Wells from below that depth would almost certainly be draining from an area of greater than 10 acres, but without a lessee to make demand to drill an offset well, it would be up to you (the mineral owner) to prove drainage (something that most mineral owners would be hard pressed to do without tangible evidence from an expert source, e.g., geologist, geophysicist, etc.)

As long as these wells are classified as lease wells, only the mineral owner / lessor is due to receive royalties. A unit would have to be formed around the well in order to implement force pooling of surrounding owners and their interests for proportionate shares of production to be allotted (either as net revenue or as royalty).

IANAL (I am not a lawyer), thus IMO without unitization, the mineral servitude established on your parent's land (by your question, I assume that mineral rights have been held by mineral servitude rather than by 'fee ownership', to the extent that such term applies in LA) would prescribe due to the passage of a period of greater than ten years of nonuse of the subject mineral servitude, either by the drilling of a well (or wells) establishing good-faith attempt(s) at production on the burden tract (the 150 acres) or on lands pooled therewith (based upon your current information, this condition is not applicable).

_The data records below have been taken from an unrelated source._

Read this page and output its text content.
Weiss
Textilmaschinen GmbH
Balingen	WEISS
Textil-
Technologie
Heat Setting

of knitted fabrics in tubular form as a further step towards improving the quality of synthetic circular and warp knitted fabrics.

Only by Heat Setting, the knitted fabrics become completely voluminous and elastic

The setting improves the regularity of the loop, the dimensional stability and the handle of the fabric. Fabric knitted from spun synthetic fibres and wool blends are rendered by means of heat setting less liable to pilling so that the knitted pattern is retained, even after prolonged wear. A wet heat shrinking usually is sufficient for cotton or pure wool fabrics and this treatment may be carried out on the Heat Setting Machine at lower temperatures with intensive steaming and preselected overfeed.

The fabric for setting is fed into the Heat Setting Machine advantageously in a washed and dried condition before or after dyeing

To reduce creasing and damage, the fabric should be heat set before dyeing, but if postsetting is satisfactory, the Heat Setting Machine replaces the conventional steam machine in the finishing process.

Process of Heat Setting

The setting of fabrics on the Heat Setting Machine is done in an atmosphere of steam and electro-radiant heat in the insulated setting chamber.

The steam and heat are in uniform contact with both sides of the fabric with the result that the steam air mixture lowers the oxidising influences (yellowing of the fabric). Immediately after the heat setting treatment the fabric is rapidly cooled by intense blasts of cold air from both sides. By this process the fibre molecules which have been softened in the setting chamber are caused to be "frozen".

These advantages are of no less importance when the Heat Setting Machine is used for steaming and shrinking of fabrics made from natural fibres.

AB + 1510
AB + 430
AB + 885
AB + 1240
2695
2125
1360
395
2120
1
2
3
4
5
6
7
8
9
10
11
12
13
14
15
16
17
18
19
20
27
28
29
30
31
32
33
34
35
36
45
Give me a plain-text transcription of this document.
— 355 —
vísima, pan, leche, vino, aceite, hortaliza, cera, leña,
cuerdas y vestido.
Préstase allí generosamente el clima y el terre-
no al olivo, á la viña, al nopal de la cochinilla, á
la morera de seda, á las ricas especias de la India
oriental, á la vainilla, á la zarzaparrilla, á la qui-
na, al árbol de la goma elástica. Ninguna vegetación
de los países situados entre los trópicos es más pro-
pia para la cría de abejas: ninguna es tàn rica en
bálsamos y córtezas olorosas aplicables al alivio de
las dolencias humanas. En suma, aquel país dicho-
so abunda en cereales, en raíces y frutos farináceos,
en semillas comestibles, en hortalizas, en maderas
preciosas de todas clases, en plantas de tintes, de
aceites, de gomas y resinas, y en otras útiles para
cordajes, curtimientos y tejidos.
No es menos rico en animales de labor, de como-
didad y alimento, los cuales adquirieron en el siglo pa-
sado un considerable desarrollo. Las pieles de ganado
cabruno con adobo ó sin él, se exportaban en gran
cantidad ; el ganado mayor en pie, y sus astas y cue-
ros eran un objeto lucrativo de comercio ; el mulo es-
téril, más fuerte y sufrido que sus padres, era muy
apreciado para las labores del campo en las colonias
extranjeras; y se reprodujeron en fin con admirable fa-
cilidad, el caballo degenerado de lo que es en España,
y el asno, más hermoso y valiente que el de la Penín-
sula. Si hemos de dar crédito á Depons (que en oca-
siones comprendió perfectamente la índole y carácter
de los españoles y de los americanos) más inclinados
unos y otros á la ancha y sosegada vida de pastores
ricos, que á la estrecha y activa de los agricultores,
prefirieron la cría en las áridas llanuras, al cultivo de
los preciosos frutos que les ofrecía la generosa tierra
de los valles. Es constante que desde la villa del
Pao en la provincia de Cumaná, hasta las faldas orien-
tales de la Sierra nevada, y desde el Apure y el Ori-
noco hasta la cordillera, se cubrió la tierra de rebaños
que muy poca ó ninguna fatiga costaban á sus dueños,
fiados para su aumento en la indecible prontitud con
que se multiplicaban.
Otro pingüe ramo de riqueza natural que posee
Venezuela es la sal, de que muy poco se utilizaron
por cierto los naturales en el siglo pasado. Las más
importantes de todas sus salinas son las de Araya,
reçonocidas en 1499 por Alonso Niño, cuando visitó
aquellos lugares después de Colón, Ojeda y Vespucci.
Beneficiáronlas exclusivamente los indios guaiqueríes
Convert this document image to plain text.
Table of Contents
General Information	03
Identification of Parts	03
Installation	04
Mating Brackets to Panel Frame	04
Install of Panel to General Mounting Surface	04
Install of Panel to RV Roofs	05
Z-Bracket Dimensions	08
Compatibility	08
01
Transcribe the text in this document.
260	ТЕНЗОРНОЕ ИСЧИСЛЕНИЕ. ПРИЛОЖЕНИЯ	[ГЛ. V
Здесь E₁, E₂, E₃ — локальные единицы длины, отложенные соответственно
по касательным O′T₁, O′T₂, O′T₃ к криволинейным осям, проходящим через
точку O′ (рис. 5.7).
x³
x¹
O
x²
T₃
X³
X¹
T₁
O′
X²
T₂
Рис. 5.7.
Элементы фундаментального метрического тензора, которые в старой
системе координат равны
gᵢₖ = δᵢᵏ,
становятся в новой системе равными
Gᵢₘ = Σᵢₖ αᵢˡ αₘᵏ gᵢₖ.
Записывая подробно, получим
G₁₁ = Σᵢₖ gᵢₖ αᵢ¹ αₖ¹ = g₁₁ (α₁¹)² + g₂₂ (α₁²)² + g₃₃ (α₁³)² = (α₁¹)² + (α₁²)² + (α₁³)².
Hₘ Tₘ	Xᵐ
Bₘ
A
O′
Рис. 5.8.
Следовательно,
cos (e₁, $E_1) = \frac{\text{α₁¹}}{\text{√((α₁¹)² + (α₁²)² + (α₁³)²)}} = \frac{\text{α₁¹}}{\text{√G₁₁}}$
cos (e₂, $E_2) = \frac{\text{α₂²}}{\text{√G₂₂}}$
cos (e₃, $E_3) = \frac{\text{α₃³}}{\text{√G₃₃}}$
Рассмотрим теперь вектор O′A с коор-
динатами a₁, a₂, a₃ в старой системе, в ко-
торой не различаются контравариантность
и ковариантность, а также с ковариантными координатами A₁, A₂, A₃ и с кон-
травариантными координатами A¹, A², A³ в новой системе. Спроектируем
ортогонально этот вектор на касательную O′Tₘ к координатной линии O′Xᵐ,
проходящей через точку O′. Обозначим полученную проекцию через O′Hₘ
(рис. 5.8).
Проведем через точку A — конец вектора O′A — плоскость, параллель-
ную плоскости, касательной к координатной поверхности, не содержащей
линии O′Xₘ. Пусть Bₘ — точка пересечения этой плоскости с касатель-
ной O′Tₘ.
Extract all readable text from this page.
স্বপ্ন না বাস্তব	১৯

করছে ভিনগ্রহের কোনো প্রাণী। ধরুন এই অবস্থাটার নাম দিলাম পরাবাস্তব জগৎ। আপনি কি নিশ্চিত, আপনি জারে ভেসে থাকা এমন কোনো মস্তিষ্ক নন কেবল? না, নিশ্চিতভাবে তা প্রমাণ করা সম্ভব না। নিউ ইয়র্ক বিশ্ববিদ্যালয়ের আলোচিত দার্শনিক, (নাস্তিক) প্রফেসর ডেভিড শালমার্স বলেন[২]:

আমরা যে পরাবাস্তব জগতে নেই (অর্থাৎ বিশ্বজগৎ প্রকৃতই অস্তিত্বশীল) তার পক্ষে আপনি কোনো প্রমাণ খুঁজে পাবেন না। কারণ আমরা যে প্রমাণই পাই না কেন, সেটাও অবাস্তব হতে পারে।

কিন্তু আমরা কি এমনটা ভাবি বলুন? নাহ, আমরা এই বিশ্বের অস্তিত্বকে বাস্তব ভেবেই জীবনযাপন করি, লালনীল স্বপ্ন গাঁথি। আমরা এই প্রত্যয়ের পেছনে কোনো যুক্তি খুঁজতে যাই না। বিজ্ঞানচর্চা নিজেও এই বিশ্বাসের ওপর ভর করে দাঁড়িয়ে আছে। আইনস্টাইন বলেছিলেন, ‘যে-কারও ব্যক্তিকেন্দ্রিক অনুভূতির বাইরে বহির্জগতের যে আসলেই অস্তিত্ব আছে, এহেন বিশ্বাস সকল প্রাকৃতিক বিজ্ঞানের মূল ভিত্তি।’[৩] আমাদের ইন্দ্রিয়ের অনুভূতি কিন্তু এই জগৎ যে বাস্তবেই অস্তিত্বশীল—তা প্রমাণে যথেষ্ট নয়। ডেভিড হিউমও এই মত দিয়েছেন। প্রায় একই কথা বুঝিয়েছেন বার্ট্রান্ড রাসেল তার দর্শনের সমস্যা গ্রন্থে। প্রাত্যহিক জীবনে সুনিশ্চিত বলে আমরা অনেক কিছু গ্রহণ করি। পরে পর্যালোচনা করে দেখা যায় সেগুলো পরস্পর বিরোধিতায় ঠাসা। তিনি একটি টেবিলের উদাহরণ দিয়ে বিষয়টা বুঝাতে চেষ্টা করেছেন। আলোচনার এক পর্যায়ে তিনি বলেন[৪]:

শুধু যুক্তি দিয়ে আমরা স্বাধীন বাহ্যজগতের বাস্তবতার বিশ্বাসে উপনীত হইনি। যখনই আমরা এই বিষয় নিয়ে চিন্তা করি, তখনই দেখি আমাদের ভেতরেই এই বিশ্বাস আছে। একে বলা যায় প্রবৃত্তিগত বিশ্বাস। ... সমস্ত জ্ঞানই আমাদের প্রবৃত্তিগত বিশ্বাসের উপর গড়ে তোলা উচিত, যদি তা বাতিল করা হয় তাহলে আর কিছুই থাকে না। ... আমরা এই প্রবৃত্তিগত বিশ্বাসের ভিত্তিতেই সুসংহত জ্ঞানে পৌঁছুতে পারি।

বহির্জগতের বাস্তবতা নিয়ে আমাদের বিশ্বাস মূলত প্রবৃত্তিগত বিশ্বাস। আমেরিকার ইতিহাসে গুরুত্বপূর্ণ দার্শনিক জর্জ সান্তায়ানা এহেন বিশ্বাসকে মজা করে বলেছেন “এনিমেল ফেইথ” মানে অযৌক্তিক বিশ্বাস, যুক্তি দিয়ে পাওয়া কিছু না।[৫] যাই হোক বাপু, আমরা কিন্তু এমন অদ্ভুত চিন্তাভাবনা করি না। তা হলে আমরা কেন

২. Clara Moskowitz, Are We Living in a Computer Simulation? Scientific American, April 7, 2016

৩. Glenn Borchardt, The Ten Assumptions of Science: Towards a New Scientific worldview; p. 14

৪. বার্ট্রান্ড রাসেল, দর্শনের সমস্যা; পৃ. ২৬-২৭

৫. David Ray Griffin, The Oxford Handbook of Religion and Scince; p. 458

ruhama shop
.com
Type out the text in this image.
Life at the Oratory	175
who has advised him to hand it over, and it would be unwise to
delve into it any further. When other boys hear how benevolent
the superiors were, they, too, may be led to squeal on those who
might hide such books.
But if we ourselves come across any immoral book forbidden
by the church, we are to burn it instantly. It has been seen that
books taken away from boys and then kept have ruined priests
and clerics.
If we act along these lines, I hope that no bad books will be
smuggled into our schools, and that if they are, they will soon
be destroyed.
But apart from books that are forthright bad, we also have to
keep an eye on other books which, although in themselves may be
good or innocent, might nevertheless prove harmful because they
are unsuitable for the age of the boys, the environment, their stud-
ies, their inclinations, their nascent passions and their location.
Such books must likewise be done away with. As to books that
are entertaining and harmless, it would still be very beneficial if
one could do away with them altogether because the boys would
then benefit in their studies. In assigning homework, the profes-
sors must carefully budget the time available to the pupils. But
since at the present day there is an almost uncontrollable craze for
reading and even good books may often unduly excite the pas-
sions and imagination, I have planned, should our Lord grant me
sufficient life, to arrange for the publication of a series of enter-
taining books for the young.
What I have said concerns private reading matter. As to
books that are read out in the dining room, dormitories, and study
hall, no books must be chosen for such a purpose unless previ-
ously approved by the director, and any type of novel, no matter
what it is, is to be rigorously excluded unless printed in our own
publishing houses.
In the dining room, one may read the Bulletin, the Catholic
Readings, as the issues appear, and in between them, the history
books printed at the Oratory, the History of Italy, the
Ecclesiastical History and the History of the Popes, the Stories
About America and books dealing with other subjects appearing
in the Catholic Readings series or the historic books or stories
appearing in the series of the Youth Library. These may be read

To the extent that a portion of the land was included in such a unit, the mineral servitude would be interrupted by such good-faith attempt at production, operations, or production.

Even if a unit was established by LOC at this time, the field order would only pool the mineral ownership and related interests from the effective date of the order, and thus would likely be ineffectual as to holding to your parent's mineral servitude.

A complete vetting of the facts (starting with the location of the property, and going from there) would greatly assist in being able to shoring up these preliminary conclusions.
This land is in DeSoto Parish, Louisiana. S15-T12N-R12W.
You need to hire someone like Skip Peal or an O&G attorney to research this matter. From a cursory search I feel that you may still own minerals on this tract.